Donated by Wayne, Chris (alumnus, B. Sc., B. A. 1994) and Cori Debrusk, in loving memory of my wife and our mother, Sybil Debrusk. A “rare earth” woman, loved and cherished by so many.
Strom's Story
This boulder was found in an aggregate quarry in MacGregor Township, north of Thunder Bay, Ontario. It was glacially transported to the location where it was found during the last Ice Age, possibly originating from a site, near Eaglehead Lake, 70 km north of Thunder Bay. It was donated to the Peter Russell Rock Garden by Wayne, Chris and Cori Debrusk, in memory of Sybil Debrusk.
The laminated form results from the presence of stromatolites, which are structures produced by the trapping, binding, and/or precipitation of sediment by the activity and growth of micro organisms in water. These fossilized, microscopic organisms, similar to modern blue-green algae, flourished in shallow, warm water near the shoreline. They trapped sediment on their sticky surfaces as they grew, building layer upon layer.

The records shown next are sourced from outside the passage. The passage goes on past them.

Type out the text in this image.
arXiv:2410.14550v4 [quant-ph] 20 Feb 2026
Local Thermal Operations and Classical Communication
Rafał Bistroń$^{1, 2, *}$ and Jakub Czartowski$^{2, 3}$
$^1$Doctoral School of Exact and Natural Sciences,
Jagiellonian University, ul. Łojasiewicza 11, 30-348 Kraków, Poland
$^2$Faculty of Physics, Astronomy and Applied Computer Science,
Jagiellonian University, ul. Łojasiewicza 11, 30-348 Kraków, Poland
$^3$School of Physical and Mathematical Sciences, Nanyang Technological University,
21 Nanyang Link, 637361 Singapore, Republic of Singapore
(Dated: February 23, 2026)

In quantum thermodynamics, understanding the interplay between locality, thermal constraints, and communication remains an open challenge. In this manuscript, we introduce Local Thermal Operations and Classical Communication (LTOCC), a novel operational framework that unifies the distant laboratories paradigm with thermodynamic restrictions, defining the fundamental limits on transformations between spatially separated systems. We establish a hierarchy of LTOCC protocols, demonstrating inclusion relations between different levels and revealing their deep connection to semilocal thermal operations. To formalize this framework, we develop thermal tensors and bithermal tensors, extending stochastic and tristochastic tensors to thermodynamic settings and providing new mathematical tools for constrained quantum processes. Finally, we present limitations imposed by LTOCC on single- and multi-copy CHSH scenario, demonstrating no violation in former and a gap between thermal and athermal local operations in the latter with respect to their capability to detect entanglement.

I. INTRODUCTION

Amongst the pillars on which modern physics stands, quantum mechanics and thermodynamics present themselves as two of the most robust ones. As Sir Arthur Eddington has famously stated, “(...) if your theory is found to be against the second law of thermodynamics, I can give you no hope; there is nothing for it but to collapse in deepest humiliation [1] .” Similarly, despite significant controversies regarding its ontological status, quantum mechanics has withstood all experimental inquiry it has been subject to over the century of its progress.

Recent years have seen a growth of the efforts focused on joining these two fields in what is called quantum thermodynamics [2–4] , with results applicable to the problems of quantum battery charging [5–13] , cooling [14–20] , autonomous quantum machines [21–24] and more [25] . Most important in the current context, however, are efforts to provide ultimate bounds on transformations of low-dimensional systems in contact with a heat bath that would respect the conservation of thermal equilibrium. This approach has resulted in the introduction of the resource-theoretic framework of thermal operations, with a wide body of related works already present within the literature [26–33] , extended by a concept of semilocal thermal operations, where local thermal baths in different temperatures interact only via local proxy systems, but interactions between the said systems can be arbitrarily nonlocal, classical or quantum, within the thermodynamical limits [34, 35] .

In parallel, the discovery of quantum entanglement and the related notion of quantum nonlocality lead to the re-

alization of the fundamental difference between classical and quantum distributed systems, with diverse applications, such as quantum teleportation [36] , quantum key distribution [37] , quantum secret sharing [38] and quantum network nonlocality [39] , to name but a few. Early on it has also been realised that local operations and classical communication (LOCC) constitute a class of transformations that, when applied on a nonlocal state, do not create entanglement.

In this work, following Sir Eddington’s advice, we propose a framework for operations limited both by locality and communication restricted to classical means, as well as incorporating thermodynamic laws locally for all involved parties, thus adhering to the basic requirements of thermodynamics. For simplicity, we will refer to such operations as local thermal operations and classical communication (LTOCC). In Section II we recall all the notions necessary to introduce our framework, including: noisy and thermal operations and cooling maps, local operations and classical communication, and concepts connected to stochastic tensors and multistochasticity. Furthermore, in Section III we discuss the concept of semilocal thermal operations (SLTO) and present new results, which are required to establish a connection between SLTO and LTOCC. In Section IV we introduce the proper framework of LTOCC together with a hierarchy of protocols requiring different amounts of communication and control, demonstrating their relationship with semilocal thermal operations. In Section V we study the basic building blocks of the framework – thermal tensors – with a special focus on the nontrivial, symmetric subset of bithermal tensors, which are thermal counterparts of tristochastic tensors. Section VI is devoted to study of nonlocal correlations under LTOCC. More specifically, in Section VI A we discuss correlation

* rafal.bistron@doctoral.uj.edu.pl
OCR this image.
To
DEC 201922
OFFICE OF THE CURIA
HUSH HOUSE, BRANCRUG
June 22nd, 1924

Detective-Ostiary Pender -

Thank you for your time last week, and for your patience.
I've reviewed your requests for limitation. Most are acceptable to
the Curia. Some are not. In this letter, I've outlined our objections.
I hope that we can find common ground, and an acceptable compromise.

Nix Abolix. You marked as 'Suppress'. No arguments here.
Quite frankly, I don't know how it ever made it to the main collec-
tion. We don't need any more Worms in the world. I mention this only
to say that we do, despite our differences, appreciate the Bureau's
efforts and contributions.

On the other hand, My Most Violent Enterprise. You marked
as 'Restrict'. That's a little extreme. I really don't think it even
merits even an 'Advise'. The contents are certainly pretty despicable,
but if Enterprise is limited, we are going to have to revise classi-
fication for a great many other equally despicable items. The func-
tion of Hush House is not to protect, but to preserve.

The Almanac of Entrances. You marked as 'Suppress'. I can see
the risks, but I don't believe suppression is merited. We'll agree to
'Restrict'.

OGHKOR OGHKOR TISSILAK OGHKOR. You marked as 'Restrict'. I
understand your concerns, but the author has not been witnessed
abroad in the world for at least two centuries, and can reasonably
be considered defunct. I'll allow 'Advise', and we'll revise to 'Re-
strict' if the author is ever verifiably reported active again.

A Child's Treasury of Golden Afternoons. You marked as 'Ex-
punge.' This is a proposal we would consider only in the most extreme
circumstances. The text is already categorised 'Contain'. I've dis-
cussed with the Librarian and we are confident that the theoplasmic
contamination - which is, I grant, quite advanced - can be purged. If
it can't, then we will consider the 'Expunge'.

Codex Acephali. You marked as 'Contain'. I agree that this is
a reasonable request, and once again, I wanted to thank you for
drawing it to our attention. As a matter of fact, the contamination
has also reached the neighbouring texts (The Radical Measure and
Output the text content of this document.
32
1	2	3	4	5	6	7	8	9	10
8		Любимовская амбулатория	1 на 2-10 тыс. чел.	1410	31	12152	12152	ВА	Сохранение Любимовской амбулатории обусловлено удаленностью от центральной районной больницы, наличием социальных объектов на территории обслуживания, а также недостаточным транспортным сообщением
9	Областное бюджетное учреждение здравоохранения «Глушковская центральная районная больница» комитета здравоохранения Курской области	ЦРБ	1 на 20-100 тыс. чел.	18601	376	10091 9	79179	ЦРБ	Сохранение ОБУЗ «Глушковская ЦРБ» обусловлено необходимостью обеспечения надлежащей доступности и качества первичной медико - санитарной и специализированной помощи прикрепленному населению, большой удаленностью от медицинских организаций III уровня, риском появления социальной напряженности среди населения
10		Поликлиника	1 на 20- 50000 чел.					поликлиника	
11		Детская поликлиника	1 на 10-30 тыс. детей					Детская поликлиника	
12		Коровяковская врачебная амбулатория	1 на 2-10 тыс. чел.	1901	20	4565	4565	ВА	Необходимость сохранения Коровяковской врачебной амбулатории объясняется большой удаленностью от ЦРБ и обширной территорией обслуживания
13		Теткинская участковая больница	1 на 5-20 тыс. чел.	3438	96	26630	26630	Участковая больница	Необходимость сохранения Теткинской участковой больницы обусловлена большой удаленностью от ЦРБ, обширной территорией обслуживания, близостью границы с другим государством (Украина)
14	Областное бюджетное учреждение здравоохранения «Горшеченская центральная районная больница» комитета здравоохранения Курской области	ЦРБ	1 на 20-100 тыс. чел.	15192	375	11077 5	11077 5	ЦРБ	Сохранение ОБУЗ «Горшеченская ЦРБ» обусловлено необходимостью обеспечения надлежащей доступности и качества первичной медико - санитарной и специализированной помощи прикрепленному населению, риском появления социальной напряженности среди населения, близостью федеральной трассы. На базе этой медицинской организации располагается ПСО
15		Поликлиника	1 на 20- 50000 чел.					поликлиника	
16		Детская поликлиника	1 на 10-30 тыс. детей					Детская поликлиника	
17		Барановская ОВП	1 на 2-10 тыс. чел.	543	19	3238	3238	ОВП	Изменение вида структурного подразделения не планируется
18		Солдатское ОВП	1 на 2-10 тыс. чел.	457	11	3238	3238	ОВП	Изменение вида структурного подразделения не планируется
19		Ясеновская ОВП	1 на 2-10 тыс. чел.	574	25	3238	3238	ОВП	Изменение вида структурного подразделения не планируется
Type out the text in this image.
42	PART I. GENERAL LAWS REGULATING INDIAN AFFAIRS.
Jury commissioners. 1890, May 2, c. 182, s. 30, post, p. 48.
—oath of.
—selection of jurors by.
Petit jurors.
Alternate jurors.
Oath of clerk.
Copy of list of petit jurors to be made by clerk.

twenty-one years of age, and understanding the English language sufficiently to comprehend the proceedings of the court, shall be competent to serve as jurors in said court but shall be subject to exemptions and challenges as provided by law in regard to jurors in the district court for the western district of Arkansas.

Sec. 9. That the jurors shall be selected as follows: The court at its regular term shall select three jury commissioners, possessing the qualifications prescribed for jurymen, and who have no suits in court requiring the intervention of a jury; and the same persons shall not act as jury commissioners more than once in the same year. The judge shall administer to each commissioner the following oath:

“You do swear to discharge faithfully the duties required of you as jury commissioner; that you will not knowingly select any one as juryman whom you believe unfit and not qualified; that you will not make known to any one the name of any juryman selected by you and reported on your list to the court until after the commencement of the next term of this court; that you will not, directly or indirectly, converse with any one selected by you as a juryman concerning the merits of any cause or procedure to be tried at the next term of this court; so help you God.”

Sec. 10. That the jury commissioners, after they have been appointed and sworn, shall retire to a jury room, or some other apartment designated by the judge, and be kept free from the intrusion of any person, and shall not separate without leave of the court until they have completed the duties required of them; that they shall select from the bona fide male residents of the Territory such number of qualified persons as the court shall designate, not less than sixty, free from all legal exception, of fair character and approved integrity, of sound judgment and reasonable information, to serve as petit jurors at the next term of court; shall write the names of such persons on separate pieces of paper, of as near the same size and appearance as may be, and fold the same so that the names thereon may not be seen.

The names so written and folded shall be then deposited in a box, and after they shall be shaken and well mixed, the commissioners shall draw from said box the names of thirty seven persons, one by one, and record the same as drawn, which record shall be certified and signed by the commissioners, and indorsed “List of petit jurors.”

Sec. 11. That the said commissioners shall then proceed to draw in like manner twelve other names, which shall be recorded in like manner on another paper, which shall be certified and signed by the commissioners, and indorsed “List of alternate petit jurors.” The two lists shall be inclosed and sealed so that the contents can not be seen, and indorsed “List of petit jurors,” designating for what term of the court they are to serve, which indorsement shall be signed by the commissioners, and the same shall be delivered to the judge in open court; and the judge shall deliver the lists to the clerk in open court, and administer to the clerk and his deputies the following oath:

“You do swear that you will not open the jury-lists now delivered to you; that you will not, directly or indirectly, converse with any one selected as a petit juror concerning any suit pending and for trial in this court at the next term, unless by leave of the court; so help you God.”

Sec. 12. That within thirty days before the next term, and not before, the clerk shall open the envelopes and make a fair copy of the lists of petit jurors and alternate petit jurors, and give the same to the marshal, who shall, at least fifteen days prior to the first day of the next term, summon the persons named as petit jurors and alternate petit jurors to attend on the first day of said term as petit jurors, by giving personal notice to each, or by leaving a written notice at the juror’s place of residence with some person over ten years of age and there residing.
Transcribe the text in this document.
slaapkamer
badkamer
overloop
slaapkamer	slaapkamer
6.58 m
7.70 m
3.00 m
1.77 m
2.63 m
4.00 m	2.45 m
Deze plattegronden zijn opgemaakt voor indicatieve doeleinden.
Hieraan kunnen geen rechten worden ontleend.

Lime-rich sedimentary rocks, sandstones, siltstones and mudstones of the Sibley Group (yellow on the geology map) formed in a large lake that extended from the Armstrong area to present-day Lake Superior in Precambrian times, about 1.5 billion years ago. Stromatolites occur mostly in the Middlebrun Bay Member of the Sibley Group. These rocks were metamorphosed by the intrusion of hot magma about 1.1 billion years ago.